С другой стороны, путь к знанию важен и для психиатрии. Фуко допускает ее политизацию в условиях тоталитарного государства, когда она может перейти к карающему воздействию на любых субъектов, подчиняя их своей собственной власти [3. С. 90]. В то же время психиатрия влияет на символический обмен, регулируя каналы передачи знания и информации, делая их недоступными для субъекта. Она прерывает связь субъекта с социальным миром, утверждая свои собственные нормы бытия. Как выразился Фуко, она, усугубляя страдание субъекта, «царит в социальном мире, извращая его суть» [8. P. 62]. В тоталитарном государстве власть использует психиатрию в политических целях, допуская ее вмешательство для «извлечения сакрального знания»: «однажды и безумец должен заговорить и сказать свое веское слово, поразительно точно отвечающее измерению каждой исторической эпохи, проверяющей человека и социум на прочность» [18. Р. 75]. «Безумец должен заговорить» — это девиз и психиатрии, и политики, рассчитывающей получить доступ к некому обобщенному, а возможно, и частному знанию о мире. По замечанию некоторых авторов, обратившихся к творчеству Фуко, «глобальный проект» мыслителя состоит в том, чтобы подчеркнуть его важную роль в понимании эпохи.
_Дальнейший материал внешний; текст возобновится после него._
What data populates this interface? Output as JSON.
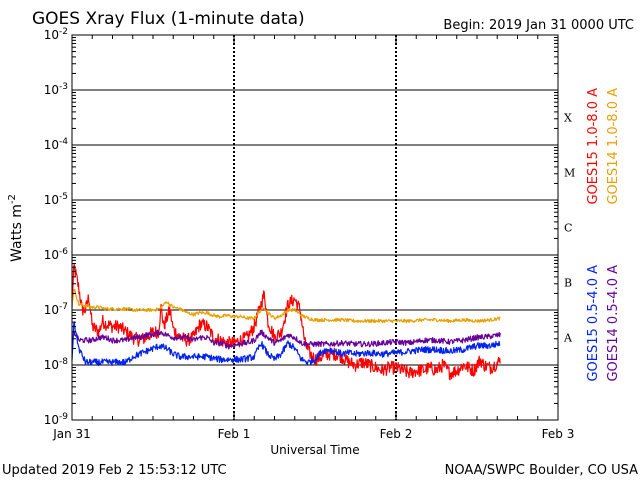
{
  "chart_data": {
    "type": "line",
    "title": "GOES Xray Flux (1-minute data)",
    "begin": "Begin:  2019 Jan 31 0000 UTC",
    "xlabel": "Universal Time",
    "ylabel": "Watts m",
    "ylabel_exp": "-2",
    "footer_left": "Updated 2019 Feb  2 15:53:12 UTC",
    "footer_right": "NOAA/SWPC Boulder, CO USA",
    "x_unit": "hours since 2019 Jan 31 0000 UTC",
    "xlim": [
      0,
      72
    ],
    "ylim_log10": [
      -9,
      -2
    ],
    "x_ticks": [
      {
        "at": 0,
        "label": "Jan 31"
      },
      {
        "at": 24,
        "label": "Feb 1"
      },
      {
        "at": 48,
        "label": "Feb 2"
      },
      {
        "at": 72,
        "label": "Feb 3"
      }
    ],
    "y_ticks": [
      {
        "exp": -9,
        "base": "10",
        "sup": "-9"
      },
      {
        "exp": -8,
        "base": "10",
        "sup": "-8"
      },
      {
        "exp": -7,
        "base": "10",
        "sup": "-7"
      },
      {
        "exp": -6,
        "base": "10",
        "sup": "-6"
      },
      {
        "exp": -5,
        "base": "10",
        "sup": "-5"
      },
      {
        "exp": -4,
        "base": "10",
        "sup": "-4"
      },
      {
        "exp": -3,
        "base": "10",
        "sup": "-3"
      },
      {
        "exp": -2,
        "base": "10",
        "sup": "-2"
      }
    ],
    "flare_classes": [
      {
        "label": "A",
        "exp": -7.5
      },
      {
        "label": "B",
        "exp": -6.5
      },
      {
        "label": "C",
        "exp": -5.5
      },
      {
        "label": "M",
        "exp": -4.5
      },
      {
        "label": "X",
        "exp": -3.5
      }
    ],
    "legend": [
      {
        "label": "GOES15 1.0-8.0 A",
        "color": "#ff0000"
      },
      {
        "label": "GOES14 1.0-8.0 A",
        "color": "#e8a000"
      },
      {
        "label": "GOES15 0.5-4.0 A",
        "color": "#0022ee"
      },
      {
        "label": "GOES14 0.5-4.0 A",
        "color": "#660099"
      }
    ],
    "series": [
      {
        "name": "GOES15 1.0-8.0 A",
        "color": "#ff0000",
        "noise": 0.12,
        "points": [
          [
            0,
            -6.9
          ],
          [
            0.3,
            -6.2
          ],
          [
            1,
            -6.6
          ],
          [
            1.5,
            -7.0
          ],
          [
            2,
            -7.0
          ],
          [
            2.5,
            -6.75
          ],
          [
            3,
            -7.3
          ],
          [
            4,
            -7.4
          ],
          [
            4.5,
            -7.2
          ],
          [
            5,
            -7.25
          ],
          [
            6,
            -7.3
          ],
          [
            7,
            -7.3
          ],
          [
            8,
            -7.4
          ],
          [
            9,
            -7.5
          ],
          [
            10,
            -7.55
          ],
          [
            11,
            -7.5
          ],
          [
            12,
            -7.4
          ],
          [
            12.8,
            -7.4
          ],
          [
            13.2,
            -6.95
          ],
          [
            13.6,
            -7.3
          ],
          [
            14.5,
            -7.0
          ],
          [
            15,
            -7.35
          ],
          [
            16,
            -7.5
          ],
          [
            17,
            -7.55
          ],
          [
            18,
            -7.5
          ],
          [
            19,
            -7.25
          ],
          [
            20,
            -7.3
          ],
          [
            21,
            -7.5
          ],
          [
            22,
            -7.55
          ],
          [
            23,
            -7.6
          ],
          [
            24,
            -7.6
          ],
          [
            25,
            -7.55
          ],
          [
            26,
            -7.5
          ],
          [
            27,
            -7.3
          ],
          [
            28,
            -6.9
          ],
          [
            28.5,
            -6.7
          ],
          [
            29,
            -7.2
          ],
          [
            30,
            -7.5
          ],
          [
            31,
            -7.4
          ],
          [
            32,
            -6.9
          ],
          [
            33,
            -6.8
          ],
          [
            33.8,
            -7.0
          ],
          [
            34.5,
            -7.6
          ],
          [
            35,
            -7.75
          ],
          [
            36,
            -7.9
          ],
          [
            37,
            -7.85
          ],
          [
            38,
            -7.8
          ],
          [
            39,
            -7.8
          ],
          [
            40,
            -7.85
          ],
          [
            41,
            -7.95
          ],
          [
            42,
            -8.0
          ],
          [
            43,
            -7.95
          ],
          [
            44,
            -8.0
          ],
          [
            45,
            -8.05
          ],
          [
            46,
            -8.1
          ],
          [
            47,
            -8.05
          ],
          [
            48,
            -8.05
          ],
          [
            49,
            -8.1
          ],
          [
            50,
            -8.15
          ],
          [
            51,
            -8.1
          ],
          [
            52,
            -8.1
          ],
          [
            53,
            -8.05
          ],
          [
            54,
            -8.1
          ],
          [
            55,
            -8.0
          ],
          [
            56,
            -8.15
          ],
          [
            57,
            -8.1
          ],
          [
            58,
            -8.0
          ],
          [
            59.5,
            -8.1
          ],
          [
            60.5,
            -7.9
          ],
          [
            61,
            -8.0
          ],
          [
            62,
            -8.05
          ],
          [
            63.2,
            -7.95
          ],
          [
            63.5,
            -7.9
          ]
        ]
      },
      {
        "name": "GOES14 1.0-8.0 A",
        "color": "#e8a000",
        "noise": 0.03,
        "points": [
          [
            0,
            -6.95
          ],
          [
            0.3,
            -6.6
          ],
          [
            1,
            -6.9
          ],
          [
            2,
            -6.92
          ],
          [
            3,
            -6.95
          ],
          [
            4,
            -6.95
          ],
          [
            5,
            -6.98
          ],
          [
            6,
            -6.98
          ],
          [
            7,
            -6.98
          ],
          [
            8,
            -6.98
          ],
          [
            9,
            -7.0
          ],
          [
            10,
            -7.0
          ],
          [
            11,
            -7.0
          ],
          [
            12,
            -7.0
          ],
          [
            13,
            -6.98
          ],
          [
            14,
            -6.85
          ],
          [
            15,
            -6.95
          ],
          [
            16,
            -6.98
          ],
          [
            17,
            -7.05
          ],
          [
            18,
            -7.08
          ],
          [
            19,
            -7.05
          ],
          [
            20,
            -7.05
          ],
          [
            21,
            -7.1
          ],
          [
            22,
            -7.12
          ],
          [
            23,
            -7.1
          ],
          [
            24,
            -7.12
          ],
          [
            25,
            -7.12
          ],
          [
            26,
            -7.15
          ],
          [
            27,
            -7.15
          ],
          [
            28,
            -7.0
          ],
          [
            28.5,
            -6.95
          ],
          [
            29,
            -7.05
          ],
          [
            30,
            -7.15
          ],
          [
            31,
            -7.1
          ],
          [
            32,
            -7.0
          ],
          [
            33,
            -7.0
          ],
          [
            34,
            -7.1
          ],
          [
            35,
            -7.15
          ],
          [
            36,
            -7.18
          ],
          [
            38,
            -7.18
          ],
          [
            40,
            -7.18
          ],
          [
            42,
            -7.2
          ],
          [
            44,
            -7.2
          ],
          [
            46,
            -7.2
          ],
          [
            48,
            -7.2
          ],
          [
            50,
            -7.2
          ],
          [
            52,
            -7.18
          ],
          [
            54,
            -7.18
          ],
          [
            56,
            -7.2
          ],
          [
            58,
            -7.18
          ],
          [
            60,
            -7.2
          ],
          [
            62,
            -7.18
          ],
          [
            63.5,
            -7.15
          ]
        ]
      },
      {
        "name": "GOES14 0.5-4.0 A",
        "color": "#660099",
        "noise": 0.05,
        "points": [
          [
            0,
            -7.65
          ],
          [
            0.3,
            -7.4
          ],
          [
            1,
            -7.55
          ],
          [
            2,
            -7.55
          ],
          [
            3,
            -7.55
          ],
          [
            4,
            -7.5
          ],
          [
            5,
            -7.5
          ],
          [
            6,
            -7.55
          ],
          [
            7,
            -7.55
          ],
          [
            8,
            -7.55
          ],
          [
            9,
            -7.5
          ],
          [
            10,
            -7.5
          ],
          [
            11,
            -7.45
          ],
          [
            12,
            -7.45
          ],
          [
            13,
            -7.4
          ],
          [
            14,
            -7.45
          ],
          [
            15,
            -7.5
          ],
          [
            16,
            -7.5
          ],
          [
            17,
            -7.5
          ],
          [
            18,
            -7.55
          ],
          [
            19,
            -7.5
          ],
          [
            20,
            -7.5
          ],
          [
            21,
            -7.6
          ],
          [
            22,
            -7.6
          ],
          [
            23,
            -7.65
          ],
          [
            24,
            -7.65
          ],
          [
            25,
            -7.6
          ],
          [
            26,
            -7.6
          ],
          [
            27,
            -7.55
          ],
          [
            28,
            -7.4
          ],
          [
            29,
            -7.5
          ],
          [
            30,
            -7.6
          ],
          [
            31,
            -7.55
          ],
          [
            32,
            -7.45
          ],
          [
            33,
            -7.5
          ],
          [
            34,
            -7.6
          ],
          [
            35,
            -7.62
          ],
          [
            36,
            -7.62
          ],
          [
            38,
            -7.62
          ],
          [
            40,
            -7.6
          ],
          [
            42,
            -7.62
          ],
          [
            44,
            -7.62
          ],
          [
            46,
            -7.6
          ],
          [
            48,
            -7.58
          ],
          [
            50,
            -7.6
          ],
          [
            52,
            -7.55
          ],
          [
            54,
            -7.55
          ],
          [
            56,
            -7.58
          ],
          [
            58,
            -7.55
          ],
          [
            60,
            -7.5
          ],
          [
            62,
            -7.48
          ],
          [
            63.5,
            -7.45
          ]
        ]
      },
      {
        "name": "GOES15 0.5-4.0 A",
        "color": "#0022ee",
        "noise": 0.06,
        "points": [
          [
            0,
            -7.9
          ],
          [
            0.3,
            -7.2
          ],
          [
            1,
            -7.7
          ],
          [
            2,
            -7.95
          ],
          [
            3,
            -7.95
          ],
          [
            4,
            -7.95
          ],
          [
            5,
            -7.95
          ],
          [
            6,
            -7.95
          ],
          [
            7,
            -7.95
          ],
          [
            8,
            -7.95
          ],
          [
            9,
            -7.85
          ],
          [
            10,
            -7.8
          ],
          [
            11,
            -7.75
          ],
          [
            12,
            -7.7
          ],
          [
            13,
            -7.65
          ],
          [
            14,
            -7.7
          ],
          [
            15,
            -7.8
          ],
          [
            16,
            -7.85
          ],
          [
            17,
            -7.85
          ],
          [
            18,
            -7.85
          ],
          [
            19,
            -7.85
          ],
          [
            20,
            -7.85
          ],
          [
            21,
            -7.88
          ],
          [
            22,
            -7.9
          ],
          [
            23,
            -7.9
          ],
          [
            24,
            -7.9
          ],
          [
            25,
            -7.9
          ],
          [
            26,
            -7.88
          ],
          [
            27,
            -7.85
          ],
          [
            28,
            -7.6
          ],
          [
            29,
            -7.8
          ],
          [
            30,
            -7.9
          ],
          [
            31,
            -7.8
          ],
          [
            32,
            -7.6
          ],
          [
            33,
            -7.7
          ],
          [
            34,
            -7.9
          ],
          [
            35,
            -7.95
          ],
          [
            36,
            -7.9
          ],
          [
            37,
            -7.75
          ],
          [
            38,
            -7.72
          ],
          [
            39,
            -7.75
          ],
          [
            40,
            -7.8
          ],
          [
            41,
            -7.78
          ],
          [
            42,
            -7.8
          ],
          [
            44,
            -7.78
          ],
          [
            46,
            -7.8
          ],
          [
            48,
            -7.78
          ],
          [
            50,
            -7.75
          ],
          [
            52,
            -7.72
          ],
          [
            54,
            -7.72
          ],
          [
            56,
            -7.75
          ],
          [
            58,
            -7.72
          ],
          [
            60,
            -7.65
          ],
          [
            62,
            -7.65
          ],
          [
            63.5,
            -7.6
          ]
        ]
      }
    ]
  }
}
Есть мнение о том, что безумие преломляет открытые или латентные пороки общества, а следовательно, становится объектом интереса для политики, которая, например, эти пороки не желает обсуждать и тем более не намерена их исправлять [20–22].
Уделяя внимание истории безумия, Фуко, как полагает О.А. Власова, использует феноменологический аспект: «За любой теорией психического заболевания так или иначе стоит онтология, определяющая статус окружающей больного реальности, статус его феноменального мира, специфическая гносеология…» [23. С. 17]. Феноменальный мир безумца осмысливается Фуко с точки зрения интериоризации бытия, апеллирующей к оценкам накопленного опыта человечества и иллюзорности психиатрии что-либо противопоставить масштабному и безграничному социальному опыту. Однако он допускает, что психиатрия, ограничивая символический обмен в социальном мире, используя при этом институции психиатрической клиники или тюрьмы, вполне может получить доступ к эпохальному знанию, история которого прослеживается через историю безумия. При этом Фуко рассматривает историю безумия одновременно и в дискурсе власти, однако данный аспект исследования имеет скорее не политическую окраску, а семиотическую — в философском обозрении история безумия разворачивается как символический обмен между обществом и индивидом посредством дополнительных медиаторов — клиники, тюрьмы и т.д.
Кроме того, Фуко показывает, что статус безумца — это не только социальная категория, но и философская: такой статус связан с переживанием бытия и страданием как результатом такого переживания. Мыслитель подчеркивает, что история безумия — это вовсе не описание безумствующих и их поступков, это история эпох, переживающих безумие как отклик на катастрофизм, конфликты, войны и революции; за безумием скрывается отражение всех сомнений и просчетов человечества и человеческое безмерное страдание [14. С. 52].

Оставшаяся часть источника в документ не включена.